November 10, 2011 by Peter Lowry

Interim Liberal Leader Bob Rae spoke to the Economic Club of Canada in Toronto this Wednesday.  We know it was a Liberal speech because he quoted Wilfrid Laurier.  Anyone looking for a liberal insight into solving the current world economic situation was bound to be disappointed.

The last lesson in economics that Rae ever listened to was from Thomas d’Aquino, when d’Aquino headed up the Business Council on National Issues in the 1990s.  At the time, Bob Rae was the New Democratic Premier of Ontario.  After listening to d’Aquino, Bob Rae soon became the ex-premier of Ontario.  He tried to sell his Social Contract to NDP supporters and they turned on him.

As economics and socialism are not compatible sciences, Bob Rae became a Liberal and offered to replace Paul Martin as Liberal leader in 2006.  The road from Martin to Rae was fraught with too many hurdles and Rae came third to Dion and Ignatieff.  When he won a seat in Parliament in 2008, he again put his name forward for the leadership but the party executive chose Michael Ignatieff.  When Ignatieff’s leadership garnered fewer seats than the NDP in the 2011 election, Rae won the interim leadership by default.

But being interim leader does not guarantee instant liberal wisdom.  It did him little good to heap praises on Paul Martin’s management of Canada’s books in the 1990s.  Martin balanced the country’s books on the backs of the poor, the unemployed and by cutting provincial transfer payments.  While he was at it, Martin burned the red book and blocked all the liberal promises of the Chrétien Liberals.  Some role model!

Rae’s speech in Toronto called for a simpler, clearer tax code.  And he wants to have a comprehensive review of tax spending to make sure we are getting value for the money.  He does not think we are right now. You can hear that in any Conservative economic speech.

Rae complains that the Liberals find they are competing with two other parties with simplistic messages.  Bob needs to keep thinking.  Eventually, he will come up with some simplistic messages for us.

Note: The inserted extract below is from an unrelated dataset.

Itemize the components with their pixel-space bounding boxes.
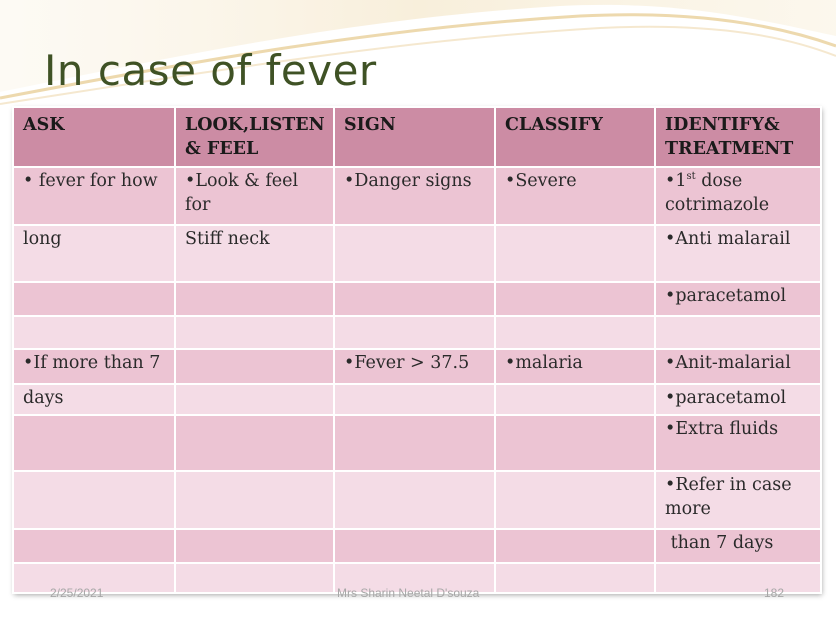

It was very much a kitchen sink type of speech.  There were not many economic clichés left out.  One good idea that was lost in the speech said we had to support innovation.  It was too bad that Rae had no idea how to do that.  Instead of beggaring our municipalities with debt through infrastructure programs, Canada should have realized that it could shovel more liquidity through the economy faster by a mix of programs that put money in the hands of entrepreneurs.  You do not do that through tax credits alone.